In einer Zeit, in der die Gesellschaft zunehmend polarisiert wird, ergreifen Wissenschaftlerinnen und Wissenschaftler die Initiative, um konstruktive Dialoge zu fördern. Am 28. Mai 2026 startet der neue Podcast „recht:zeitig“, an dem die Marburger Rechtswissenschaftlerin Prof. Dr. Stefanie Bock maßgeblich beteiligt ist. Der Podcast thematisiert die komplexen Verhältnisse zwischen Recht, Gesellschaft und Demokratie in bewegten Zeiten und soll einen Plattform für Diskussion und Reflexion bieten.
Besonders im Fokus stehen Fragen der Neutralität des Rechts, der Balance zwischen Sicherheit und Überwachung sowie der Gerechtigkeit im Strafrecht. In den kommenden Episoden wird auch über Regelungen für Künstliche Intelligenz diskutiert, wobei das Ziel darin besteht, Rechtsfragen stärker in die gesellschaftliche Debatte einzubringen und sie verständlich zu machen. Prof. Bock hebt hervor, dass es entscheidend ist, „mehr miteinander zu sprechen“ und Argumente statt Meinungen zu bewerten, was für einen respektvollen Diskurs essenziell ist.
Kollaboration für den Dialog
Das Team hinter dem Podcast besteht aus sechs renommierten Rechtswissenschaftlerinnen, darunter Prof. Dr. Susanne Beck, Prof. Dr. Charlotte Schmitt-Leonardy, Prof. Dr. Georgia Stefanopoulou, Prof. Dr. Dana Valentiner und Prof. Dr. Liane Wörner. Der Podcast wird vom Nomos Verlag produziert und erhält Fördermittel von der Zeit Stiftung Bucerius. Ab dem 11. Juni wird die nächste Folge mit Charlotte Schmitt-Leonardy und Jurist Ronen Steinke veröffentlicht, die sich mit dem Thema Meinungsfreiheit auseinandersetzt.
Der Podcast zielt darauf ab, verschiedene Perspektiven zu respektieren und durch den Austausch von Ideen, die oft in der Gesellschaft untergeht, ein fundierteres Verständnis von Rechtsfragen zu ermöglichen.
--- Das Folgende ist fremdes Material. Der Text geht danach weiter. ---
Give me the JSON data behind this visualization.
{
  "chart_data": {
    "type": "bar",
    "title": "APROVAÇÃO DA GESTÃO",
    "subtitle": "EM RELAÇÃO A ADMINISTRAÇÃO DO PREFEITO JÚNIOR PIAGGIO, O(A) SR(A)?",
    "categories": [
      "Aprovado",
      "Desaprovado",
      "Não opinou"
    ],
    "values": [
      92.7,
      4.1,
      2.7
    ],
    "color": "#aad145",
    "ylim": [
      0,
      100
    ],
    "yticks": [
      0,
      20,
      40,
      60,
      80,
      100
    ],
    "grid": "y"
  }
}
Die erste Episode ist bereits auf gängigen Podcast-Plattformen verfügbar, wobei monatlich neue Folgen hinzukommen.
Hintergründe zu gesellschaftlichen Spannungen
In Zeiten großer Unsicherheit und Krisen erleben Gesellschaften häufig eine Zunahme nationalistischer und anti-immigrationistischer Einstellungen. Laut der Studie von Alves und Kollegen, veröffentlicht im Journal of Social and Political Psychology, zeigt sich, dass Unsicherheit als Katalysator für radikale Einstellungen fungieren kann. Dieser Zusammenhang ist von besonderer Bedeutung, da er die Wurzel populistischer Bewegungen offenlegt und damit die Relevanz der Diskussion im Podcast unterstreicht.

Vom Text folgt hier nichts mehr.